With the presentation Beyond REST: integration strategy for your digital future, Randy, one of the world's leading APIs experts, delved into technical issues, unlike his lecture at APIX 2021, when he brought an approach focused on open-ended business.

Early in his presentation, the keynote speaker, a former API lead analyst in Forrester Research, where he has served for 20 years, reinforced how tools such as Kafka, GraphQL, AsyncAPI, AMQP and gRPC can be more efficient than REST in certain cases and the reasons for being part of an API Toolbox. "REST has long solved our problems and facilitated digital transformation. However, there are times when your partner, customer, or innovator needs something other than request-reply."

He also pointed out that external connections require greater openness to internal connections and how the first step to this is to start with business design, where business and software become the same thing. "The design of the business must be mirrored in the software, so that they can easily change in the same way."

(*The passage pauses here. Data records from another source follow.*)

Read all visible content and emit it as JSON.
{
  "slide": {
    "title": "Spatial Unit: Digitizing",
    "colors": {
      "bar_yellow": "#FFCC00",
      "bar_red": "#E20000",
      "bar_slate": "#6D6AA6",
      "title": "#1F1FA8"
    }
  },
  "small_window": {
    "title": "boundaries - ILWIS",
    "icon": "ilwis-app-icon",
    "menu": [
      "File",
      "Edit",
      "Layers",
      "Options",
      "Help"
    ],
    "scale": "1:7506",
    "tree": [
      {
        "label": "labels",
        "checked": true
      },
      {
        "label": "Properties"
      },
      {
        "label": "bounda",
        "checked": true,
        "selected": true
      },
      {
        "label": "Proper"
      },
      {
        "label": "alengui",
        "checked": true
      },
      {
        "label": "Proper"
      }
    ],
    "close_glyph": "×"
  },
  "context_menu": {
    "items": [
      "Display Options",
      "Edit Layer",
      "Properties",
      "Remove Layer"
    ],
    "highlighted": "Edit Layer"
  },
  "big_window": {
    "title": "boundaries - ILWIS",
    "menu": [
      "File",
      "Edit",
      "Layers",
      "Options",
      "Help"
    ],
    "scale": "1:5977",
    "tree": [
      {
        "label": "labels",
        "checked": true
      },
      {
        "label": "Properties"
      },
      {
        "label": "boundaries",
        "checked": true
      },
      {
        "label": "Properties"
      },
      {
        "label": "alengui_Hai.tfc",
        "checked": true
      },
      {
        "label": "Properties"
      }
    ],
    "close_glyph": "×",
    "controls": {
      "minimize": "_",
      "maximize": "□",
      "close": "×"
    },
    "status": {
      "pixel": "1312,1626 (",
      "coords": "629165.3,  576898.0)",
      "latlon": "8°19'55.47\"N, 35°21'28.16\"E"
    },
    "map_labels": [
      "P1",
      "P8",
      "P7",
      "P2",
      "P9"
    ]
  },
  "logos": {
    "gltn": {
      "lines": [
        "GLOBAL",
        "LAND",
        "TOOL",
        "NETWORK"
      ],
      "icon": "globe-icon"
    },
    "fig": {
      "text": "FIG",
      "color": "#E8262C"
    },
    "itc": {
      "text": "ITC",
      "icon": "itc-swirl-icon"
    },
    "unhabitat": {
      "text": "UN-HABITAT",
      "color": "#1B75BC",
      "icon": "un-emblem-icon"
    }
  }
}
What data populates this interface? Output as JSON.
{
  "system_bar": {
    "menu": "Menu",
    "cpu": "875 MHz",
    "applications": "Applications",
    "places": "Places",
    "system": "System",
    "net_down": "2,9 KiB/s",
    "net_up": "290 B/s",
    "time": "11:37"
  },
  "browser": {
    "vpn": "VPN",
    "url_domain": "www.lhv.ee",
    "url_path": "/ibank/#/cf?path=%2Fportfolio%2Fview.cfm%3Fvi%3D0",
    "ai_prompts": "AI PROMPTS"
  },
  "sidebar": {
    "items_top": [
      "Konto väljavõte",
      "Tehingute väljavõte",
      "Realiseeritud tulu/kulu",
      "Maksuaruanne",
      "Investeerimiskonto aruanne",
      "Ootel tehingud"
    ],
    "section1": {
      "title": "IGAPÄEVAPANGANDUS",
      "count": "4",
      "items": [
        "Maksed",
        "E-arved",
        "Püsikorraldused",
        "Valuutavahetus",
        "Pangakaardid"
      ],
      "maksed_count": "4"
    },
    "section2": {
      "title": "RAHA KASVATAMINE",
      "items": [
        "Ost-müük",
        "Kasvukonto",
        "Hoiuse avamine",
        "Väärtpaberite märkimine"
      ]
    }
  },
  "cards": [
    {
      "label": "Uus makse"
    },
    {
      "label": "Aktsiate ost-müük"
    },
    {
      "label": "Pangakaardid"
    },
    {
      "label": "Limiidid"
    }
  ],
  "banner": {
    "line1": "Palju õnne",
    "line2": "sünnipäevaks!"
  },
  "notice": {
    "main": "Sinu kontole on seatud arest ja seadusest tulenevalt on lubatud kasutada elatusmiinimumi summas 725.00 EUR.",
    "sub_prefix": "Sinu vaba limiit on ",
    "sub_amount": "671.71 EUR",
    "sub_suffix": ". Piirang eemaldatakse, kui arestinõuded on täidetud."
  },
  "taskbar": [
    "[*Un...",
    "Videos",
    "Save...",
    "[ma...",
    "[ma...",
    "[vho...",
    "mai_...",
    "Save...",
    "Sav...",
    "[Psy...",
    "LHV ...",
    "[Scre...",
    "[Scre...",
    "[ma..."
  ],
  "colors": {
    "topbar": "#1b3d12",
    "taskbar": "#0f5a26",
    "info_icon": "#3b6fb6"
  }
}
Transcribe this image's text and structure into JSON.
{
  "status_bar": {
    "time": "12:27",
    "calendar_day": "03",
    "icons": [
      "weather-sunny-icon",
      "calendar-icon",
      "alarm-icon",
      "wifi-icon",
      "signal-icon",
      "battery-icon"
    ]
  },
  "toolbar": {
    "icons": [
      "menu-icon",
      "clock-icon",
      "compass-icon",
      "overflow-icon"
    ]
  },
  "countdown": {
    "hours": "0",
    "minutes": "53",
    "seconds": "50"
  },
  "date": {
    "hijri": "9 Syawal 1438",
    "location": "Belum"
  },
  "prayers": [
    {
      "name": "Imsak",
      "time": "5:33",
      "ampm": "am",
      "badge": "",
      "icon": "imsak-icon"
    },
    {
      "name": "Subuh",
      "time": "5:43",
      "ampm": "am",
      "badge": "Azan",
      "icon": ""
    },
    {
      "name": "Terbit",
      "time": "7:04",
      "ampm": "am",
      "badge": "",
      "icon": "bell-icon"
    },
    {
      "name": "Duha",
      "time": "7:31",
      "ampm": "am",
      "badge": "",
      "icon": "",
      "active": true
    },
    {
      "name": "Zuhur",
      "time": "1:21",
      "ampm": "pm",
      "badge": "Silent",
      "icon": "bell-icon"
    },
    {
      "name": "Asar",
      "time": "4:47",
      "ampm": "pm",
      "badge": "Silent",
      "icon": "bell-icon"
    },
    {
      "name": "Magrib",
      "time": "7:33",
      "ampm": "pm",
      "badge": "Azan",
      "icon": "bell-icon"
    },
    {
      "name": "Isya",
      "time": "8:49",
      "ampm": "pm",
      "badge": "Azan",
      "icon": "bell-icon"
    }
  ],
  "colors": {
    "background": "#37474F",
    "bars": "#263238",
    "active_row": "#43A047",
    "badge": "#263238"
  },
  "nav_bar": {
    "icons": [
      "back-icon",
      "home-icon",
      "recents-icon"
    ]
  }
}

Further highlighting the importance of the technical issue, the specialist listed the fundamental elements in the construction of the technology strategy and value: Security, Performance & Latency, Ecosystem Acceptance, Management & Configuration, and Technology Diffusion.

In the final part of his presentation, Randy warned that an exclusive focus on Events may not necessarily be the best solution. "You can increase the complexity of things with Events when you insert them into places they don't belong to. If you have an entirely Events-based application, it can be very difficult to find bugs, for example." 

Regarding data, he also showed in which cases REST and GraphQL are most appropriate, reinforcing that the second does not eliminate complexity, only alters it, and pointed out the appropriate circumstances for the use of each.